For Arizona, it was too late for heroics. Four Japanese bombs found their mark on the ship, and 1,700 men perished, among them 23 sets of brothers. By Benny’s count, at least twenty ships had been sunk or damaged. He wondered with dread how many of the dead he knew.

  Enterprise put in at a new berth, F-2, just astern of the stricken battleships. Utah sat capsized and burning at her usual slot, F-9; she had docked there only after Enterprise’s sudden departure for Wake Island. The torpedo that felled Utah was no doubt intended for the larger spoils of flattop Enterprise. Thanks to the diligent surveillance of the spy Takeo Yoshikawa, a Japanese ensign disguised at one point as a Filipino dishwasher in the harbor’s navy mess, the enemy had been well apprised of the harbor layout. Yoshikawa’s last communiqué to Japan in late November had noted Enterprise’s abrupt departure, but it was received too late for Admiral Yamamoto to alter his attack plan.
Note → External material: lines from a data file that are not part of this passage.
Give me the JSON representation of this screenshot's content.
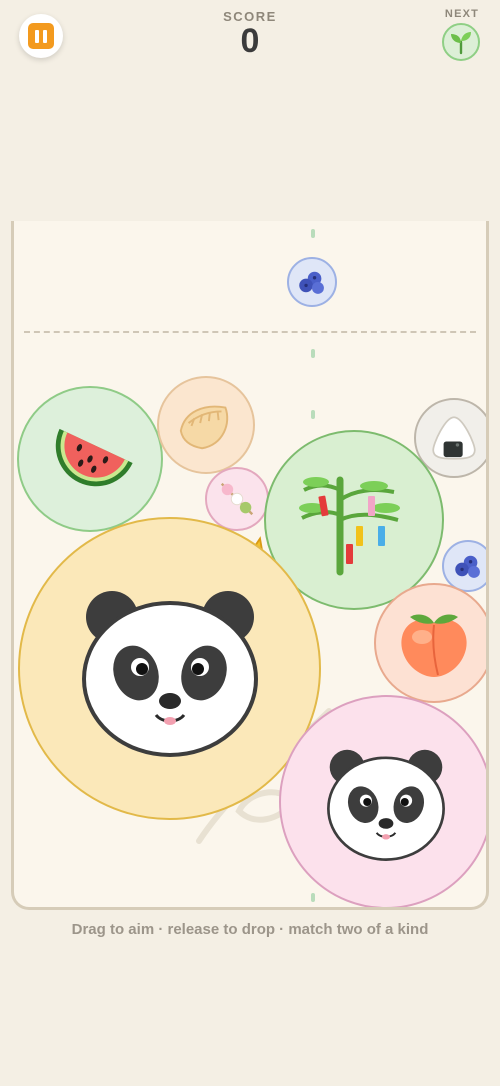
{
  "header": {
    "score_label": "SCORE",
    "score_value": "0",
    "next_label": "NEXT",
    "next_item": "seedling-icon",
    "pause_icon": "pause-icon"
  },
  "board": {
    "hint": "Drag to aim · release to drop · match two of a kind",
    "pieces": [
      "blueberries",
      "dumpling",
      "watermelon",
      "rice-ball",
      "dango",
      "tanabata-tree",
      "crown",
      "blueberries",
      "peach",
      "panda",
      "panda"
    ]
  },
  "colors": {
    "background": "#f4efe4",
    "board": "#fbf6ec",
    "accent": "#f39a1e",
    "aim": "#b9dcbb"
  }
}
  Once the lines were secured, the Enterprise crew promptly shifted gears to reprovision the carrier for immediate redeployment to a hostile sea. By the light of the burning Arizona, Benny set about his next exhausting task: rearming the ship. The work had to be done faster and to a greater capacity than ever before. And while the antiaircraft magazines were packed to the brim, millions of gallons of fuel oil gushed into the ship’s tanks, and storerooms were crammed with a myriad of supplies.

  Hundreds of thousands of pounds of potatoes, flour, eggs, chicken, wrenches, gun grease, bacon, cooking oil, soap, paper, pens, bandages, toothpaste, aspirin, and shoes were hauled aboard and stowed. Coffee stores alone for 2,700 measured in the tons. Instructions were shouted up and down long lines of sweating sailors pitching in from the docks. During rare pauses for rest, the Enterprise crew could hear the agonizing tapping on Oklahoma’s overturned hull by the oxygen-deprived men trapped inside. By the time Enterprise loosed her lines, the voiceless tink, tink, tink had stopped—and 429 sailors had presumably suffocated to death.